Her face was pale. All the light in the room was tangled in her hair. “Pull back. Shut him out. Block him. He told you to. Your name is Colonel Everett Young. You have three older brothers. Erik is the oldest. JD is your favorite.”


“You’re my father.” The girl knelt next to the blonde woman her face inches from his own. “You’re my father and you’re a doctor.”


“You grew up six miles south of the North Platte River, in a town so small it’s missing from almost every map.”


“You taught me to read with glowing projections of letters,” the girl whispered.


“You joined the United States Air Force after college because it was similar to and different from what your brothers had done before you.” The woman slid her hands down to his elbows.


“You sat with me for hours at the end of Pinnacle Quay. The city was behind us. We watched the dolphins.” The girl’s voice was small and sad.


“You joined the Stargate Program. That’s where we met.” The woman’s hands were at his wrists. “You were injured. Can you remember? Try.”


“I gotta assess—” He sits.


She presses him back, pale pink polish on her nails, her hair coming undone. “Lie still.”


“What’s your name?” he asks.


“Lieutenant Johansen, sir.”


“No, I mean, your first name.”


“Tamara,” she says. The name suits her. It’s beautiful. Unusual.


God knows he can’t call her that if he’s going to retain any semblance of professionalism. “Too long.” He grunts as she presses a wad of gauze to the wound in his shoulder. “How about TJ?”


“TJ?” She tastes the boyish practicality of it. It doesn’t fit her. They both know it. “I have no objection to being called, TJ, sir,” she says, reminding him of the boundaries that exist between them. That should exist between them.


“Noted, Lieutenant.”


“TJ?”


“Yes.” Her hands tightened on his wrists. “Yes, it’s me. It’s TJ. Block Nick Rush out of your head. Try it. Try it now.”


Surrounding him, tangled with him, was a world of fire behind smoked glass, where images flared dimly along architectures he could sense, rather than see.


He began to move away from paths he couldn’t chart. The more distance he gained, the easier it became. It was hard to block it all: every stray thought, every tiny channel, every thread in the weaving. It’d been a long time, a long time since he’d last done this.


With one final, psychic jolt he reached the beginning.


Icarus is cold at night. The wind sweeps the rocks and howls around stone edges. Lightning fans, deep in the cloud cover. He looks up, thinking of home, thinking of Emily, thinking of the nine-chevron address he’ll never see. The base personnel are still waiting for their real leader. He’s just the housekeeper for whomever they choose for the final charge. Everyone knows it. The chief scientist didn’t even bother to show when he arrived.

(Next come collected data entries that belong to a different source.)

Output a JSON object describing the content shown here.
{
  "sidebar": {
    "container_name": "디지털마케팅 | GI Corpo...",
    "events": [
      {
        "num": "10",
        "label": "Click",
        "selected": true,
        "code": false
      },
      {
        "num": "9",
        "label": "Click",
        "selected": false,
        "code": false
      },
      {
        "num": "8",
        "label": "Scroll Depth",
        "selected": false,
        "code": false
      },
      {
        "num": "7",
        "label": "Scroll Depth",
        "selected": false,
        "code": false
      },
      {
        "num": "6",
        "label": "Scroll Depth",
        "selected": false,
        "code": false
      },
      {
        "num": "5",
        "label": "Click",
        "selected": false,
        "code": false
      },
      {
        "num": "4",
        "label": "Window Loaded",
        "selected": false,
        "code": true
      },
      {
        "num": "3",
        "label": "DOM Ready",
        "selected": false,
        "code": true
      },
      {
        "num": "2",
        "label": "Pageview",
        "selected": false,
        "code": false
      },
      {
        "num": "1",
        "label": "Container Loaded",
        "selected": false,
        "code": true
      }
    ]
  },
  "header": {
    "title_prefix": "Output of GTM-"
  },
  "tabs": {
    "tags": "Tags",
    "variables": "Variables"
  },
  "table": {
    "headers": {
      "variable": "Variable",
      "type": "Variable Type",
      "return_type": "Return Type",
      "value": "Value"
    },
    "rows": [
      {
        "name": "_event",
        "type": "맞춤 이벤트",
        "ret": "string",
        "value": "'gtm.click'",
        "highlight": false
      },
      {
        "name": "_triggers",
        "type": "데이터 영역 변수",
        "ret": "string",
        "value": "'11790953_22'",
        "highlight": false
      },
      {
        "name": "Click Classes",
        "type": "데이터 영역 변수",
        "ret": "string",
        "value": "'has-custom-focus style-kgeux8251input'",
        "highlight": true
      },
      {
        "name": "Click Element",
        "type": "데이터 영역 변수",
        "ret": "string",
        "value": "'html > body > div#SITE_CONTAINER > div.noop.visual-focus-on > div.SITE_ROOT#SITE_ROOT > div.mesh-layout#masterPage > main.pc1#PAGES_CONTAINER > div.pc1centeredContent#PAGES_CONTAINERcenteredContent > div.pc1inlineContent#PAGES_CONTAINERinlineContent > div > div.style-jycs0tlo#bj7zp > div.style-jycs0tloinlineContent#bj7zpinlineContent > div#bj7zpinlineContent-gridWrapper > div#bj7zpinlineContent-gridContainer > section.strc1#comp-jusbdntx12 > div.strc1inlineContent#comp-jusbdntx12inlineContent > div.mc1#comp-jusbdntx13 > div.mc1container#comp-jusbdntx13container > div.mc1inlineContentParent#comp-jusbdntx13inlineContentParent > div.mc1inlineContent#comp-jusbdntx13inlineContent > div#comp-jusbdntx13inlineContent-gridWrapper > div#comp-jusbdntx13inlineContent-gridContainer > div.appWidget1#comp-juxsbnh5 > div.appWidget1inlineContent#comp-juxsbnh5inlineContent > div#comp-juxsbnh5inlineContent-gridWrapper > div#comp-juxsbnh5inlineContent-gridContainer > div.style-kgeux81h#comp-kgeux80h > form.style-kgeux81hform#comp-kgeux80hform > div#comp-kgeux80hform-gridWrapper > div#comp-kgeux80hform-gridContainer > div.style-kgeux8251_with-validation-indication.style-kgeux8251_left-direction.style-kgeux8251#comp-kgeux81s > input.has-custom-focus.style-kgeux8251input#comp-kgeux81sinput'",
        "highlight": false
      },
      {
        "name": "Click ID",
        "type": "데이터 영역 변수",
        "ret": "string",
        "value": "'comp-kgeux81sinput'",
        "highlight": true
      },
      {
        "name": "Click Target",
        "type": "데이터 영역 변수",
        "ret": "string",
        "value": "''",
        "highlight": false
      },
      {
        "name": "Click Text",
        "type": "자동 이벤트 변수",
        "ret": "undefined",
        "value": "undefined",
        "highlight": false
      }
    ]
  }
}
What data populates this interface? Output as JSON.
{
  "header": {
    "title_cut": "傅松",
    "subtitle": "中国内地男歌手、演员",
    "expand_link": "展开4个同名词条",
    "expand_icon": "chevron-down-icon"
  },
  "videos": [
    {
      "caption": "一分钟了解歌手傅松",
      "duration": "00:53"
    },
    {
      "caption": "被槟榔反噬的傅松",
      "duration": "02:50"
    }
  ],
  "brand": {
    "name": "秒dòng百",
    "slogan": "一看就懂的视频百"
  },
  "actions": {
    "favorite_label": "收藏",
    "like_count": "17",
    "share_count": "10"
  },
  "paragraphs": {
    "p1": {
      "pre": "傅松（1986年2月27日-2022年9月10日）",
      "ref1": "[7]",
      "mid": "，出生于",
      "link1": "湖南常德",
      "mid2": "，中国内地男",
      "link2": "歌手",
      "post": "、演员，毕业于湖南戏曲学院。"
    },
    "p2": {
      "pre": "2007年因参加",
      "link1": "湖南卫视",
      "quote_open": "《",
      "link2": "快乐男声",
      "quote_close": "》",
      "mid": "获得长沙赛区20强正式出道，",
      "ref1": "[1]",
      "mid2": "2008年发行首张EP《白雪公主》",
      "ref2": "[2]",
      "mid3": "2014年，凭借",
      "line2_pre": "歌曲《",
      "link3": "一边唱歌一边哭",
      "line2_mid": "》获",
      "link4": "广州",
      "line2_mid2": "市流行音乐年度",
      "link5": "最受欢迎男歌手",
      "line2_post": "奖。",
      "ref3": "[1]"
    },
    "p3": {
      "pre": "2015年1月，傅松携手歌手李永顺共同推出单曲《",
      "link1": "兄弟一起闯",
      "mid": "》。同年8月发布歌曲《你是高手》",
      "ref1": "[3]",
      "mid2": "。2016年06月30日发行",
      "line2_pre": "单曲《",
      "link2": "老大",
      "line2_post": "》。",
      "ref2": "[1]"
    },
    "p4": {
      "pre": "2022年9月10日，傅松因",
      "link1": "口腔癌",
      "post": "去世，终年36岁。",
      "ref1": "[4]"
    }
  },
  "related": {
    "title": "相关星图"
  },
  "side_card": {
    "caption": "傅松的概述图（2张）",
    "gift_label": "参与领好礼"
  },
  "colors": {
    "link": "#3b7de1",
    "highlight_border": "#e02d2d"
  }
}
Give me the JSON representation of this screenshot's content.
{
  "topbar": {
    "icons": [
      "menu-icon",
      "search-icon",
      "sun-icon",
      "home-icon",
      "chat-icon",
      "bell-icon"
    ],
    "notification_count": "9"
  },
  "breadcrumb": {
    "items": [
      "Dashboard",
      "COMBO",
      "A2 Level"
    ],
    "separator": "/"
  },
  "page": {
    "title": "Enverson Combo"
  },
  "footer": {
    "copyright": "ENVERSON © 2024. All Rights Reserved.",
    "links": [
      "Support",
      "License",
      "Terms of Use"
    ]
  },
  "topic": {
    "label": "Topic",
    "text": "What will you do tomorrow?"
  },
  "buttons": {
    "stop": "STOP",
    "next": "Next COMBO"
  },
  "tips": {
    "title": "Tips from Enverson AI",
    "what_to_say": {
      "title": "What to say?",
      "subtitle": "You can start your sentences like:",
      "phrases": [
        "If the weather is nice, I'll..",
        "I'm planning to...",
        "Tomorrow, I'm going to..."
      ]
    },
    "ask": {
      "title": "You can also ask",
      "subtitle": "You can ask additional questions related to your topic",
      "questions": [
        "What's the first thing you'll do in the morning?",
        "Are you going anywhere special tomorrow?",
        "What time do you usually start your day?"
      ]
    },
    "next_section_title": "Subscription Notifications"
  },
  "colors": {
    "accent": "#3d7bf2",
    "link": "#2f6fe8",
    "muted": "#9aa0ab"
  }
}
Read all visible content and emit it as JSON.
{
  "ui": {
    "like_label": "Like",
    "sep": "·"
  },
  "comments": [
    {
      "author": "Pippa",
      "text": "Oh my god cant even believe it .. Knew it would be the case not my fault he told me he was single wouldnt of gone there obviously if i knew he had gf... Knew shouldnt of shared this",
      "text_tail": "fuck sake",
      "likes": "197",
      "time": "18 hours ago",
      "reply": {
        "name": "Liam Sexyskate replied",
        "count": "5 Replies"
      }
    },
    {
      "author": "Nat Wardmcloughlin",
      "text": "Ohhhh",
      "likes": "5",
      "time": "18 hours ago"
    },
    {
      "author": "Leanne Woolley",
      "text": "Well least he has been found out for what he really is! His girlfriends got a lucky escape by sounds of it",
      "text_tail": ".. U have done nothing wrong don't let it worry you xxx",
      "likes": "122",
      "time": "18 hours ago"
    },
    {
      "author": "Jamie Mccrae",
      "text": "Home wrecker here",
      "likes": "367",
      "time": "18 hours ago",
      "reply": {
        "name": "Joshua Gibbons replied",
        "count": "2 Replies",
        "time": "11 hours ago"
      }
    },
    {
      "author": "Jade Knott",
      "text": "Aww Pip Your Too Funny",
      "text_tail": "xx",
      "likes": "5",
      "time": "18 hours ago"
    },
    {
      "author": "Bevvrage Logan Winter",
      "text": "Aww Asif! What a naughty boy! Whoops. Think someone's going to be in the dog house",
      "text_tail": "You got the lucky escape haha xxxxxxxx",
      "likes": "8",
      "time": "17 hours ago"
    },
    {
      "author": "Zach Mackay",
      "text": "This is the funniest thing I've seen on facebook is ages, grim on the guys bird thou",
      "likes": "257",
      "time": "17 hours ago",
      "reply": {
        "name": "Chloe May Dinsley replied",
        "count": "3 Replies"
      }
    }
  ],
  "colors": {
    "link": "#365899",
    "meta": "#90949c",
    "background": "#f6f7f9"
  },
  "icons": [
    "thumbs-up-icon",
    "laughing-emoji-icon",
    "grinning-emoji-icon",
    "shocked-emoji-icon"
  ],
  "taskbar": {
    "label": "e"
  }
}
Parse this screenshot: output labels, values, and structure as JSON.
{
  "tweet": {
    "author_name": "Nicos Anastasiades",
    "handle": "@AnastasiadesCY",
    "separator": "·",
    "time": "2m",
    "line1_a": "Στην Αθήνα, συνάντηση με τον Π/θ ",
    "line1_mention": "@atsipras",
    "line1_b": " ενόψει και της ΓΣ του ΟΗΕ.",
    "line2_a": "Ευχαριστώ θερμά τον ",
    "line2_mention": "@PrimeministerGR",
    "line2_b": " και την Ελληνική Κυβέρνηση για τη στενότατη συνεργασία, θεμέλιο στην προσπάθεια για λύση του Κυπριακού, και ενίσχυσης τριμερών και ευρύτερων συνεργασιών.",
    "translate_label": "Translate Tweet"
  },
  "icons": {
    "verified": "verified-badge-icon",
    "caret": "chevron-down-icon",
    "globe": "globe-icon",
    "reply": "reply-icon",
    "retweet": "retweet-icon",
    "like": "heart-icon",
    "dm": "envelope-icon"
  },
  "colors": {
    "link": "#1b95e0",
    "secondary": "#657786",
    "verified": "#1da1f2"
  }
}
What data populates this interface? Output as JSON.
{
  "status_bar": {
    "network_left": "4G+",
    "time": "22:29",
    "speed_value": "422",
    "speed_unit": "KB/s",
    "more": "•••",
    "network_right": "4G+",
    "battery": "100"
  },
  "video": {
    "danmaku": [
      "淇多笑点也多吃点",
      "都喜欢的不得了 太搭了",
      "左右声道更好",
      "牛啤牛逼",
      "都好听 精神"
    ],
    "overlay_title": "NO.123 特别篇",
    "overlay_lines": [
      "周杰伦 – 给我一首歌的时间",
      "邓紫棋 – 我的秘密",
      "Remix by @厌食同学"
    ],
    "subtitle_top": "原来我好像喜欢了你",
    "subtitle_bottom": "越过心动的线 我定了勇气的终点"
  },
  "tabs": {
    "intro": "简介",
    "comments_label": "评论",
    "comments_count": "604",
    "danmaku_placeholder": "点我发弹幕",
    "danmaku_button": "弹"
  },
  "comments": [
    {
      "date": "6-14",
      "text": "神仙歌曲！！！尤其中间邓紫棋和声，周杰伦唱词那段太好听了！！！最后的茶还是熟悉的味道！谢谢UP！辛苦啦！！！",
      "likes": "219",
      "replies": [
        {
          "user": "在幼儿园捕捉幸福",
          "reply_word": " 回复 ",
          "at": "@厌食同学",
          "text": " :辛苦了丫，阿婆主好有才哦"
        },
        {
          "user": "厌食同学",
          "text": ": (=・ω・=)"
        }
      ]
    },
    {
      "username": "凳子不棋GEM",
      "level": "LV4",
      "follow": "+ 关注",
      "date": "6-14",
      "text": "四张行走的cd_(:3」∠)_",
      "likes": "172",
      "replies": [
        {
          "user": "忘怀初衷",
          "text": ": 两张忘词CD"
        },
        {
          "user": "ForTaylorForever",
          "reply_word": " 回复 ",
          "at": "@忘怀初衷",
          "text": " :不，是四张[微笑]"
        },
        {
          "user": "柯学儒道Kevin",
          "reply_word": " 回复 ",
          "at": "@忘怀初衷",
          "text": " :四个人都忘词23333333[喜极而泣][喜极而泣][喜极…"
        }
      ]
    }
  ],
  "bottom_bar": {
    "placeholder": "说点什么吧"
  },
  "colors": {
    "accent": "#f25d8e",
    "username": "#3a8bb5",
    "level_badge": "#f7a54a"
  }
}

Behind him, he hears the click of a lighter. He must’ve walked past someone leaning against the rock near the door. He turns and sees a man cupping a flame with his hand, lighting a cigarette in the wind. Good-looking. Sharp eyes. He’s dressed like a civilian. His shirt is the color of the planet’s stone.


“Terrible night,” Young says.


“They all are,” the scientist agrees. The lightning gleams in the frames of his glasses, streaks highlights through his hair. “Y’must be Colonel Young.” A voice that smooth and civilized belongs in British drawing rooms a galaxy away.


“And you are?”


“Dr. Nicholas Rush.”


“You were supposed to brief me on arrival,” Young says.


“I was busy.” Rush takes a drag of his cigarette.“You’re hardly staying long enough t’make the effort worthwhile.”


He snapped a barrier down across the last line of connection.


The girl faded.


TJ pulled the gun out of his hand.


Behind him, he heard the click of a lighter.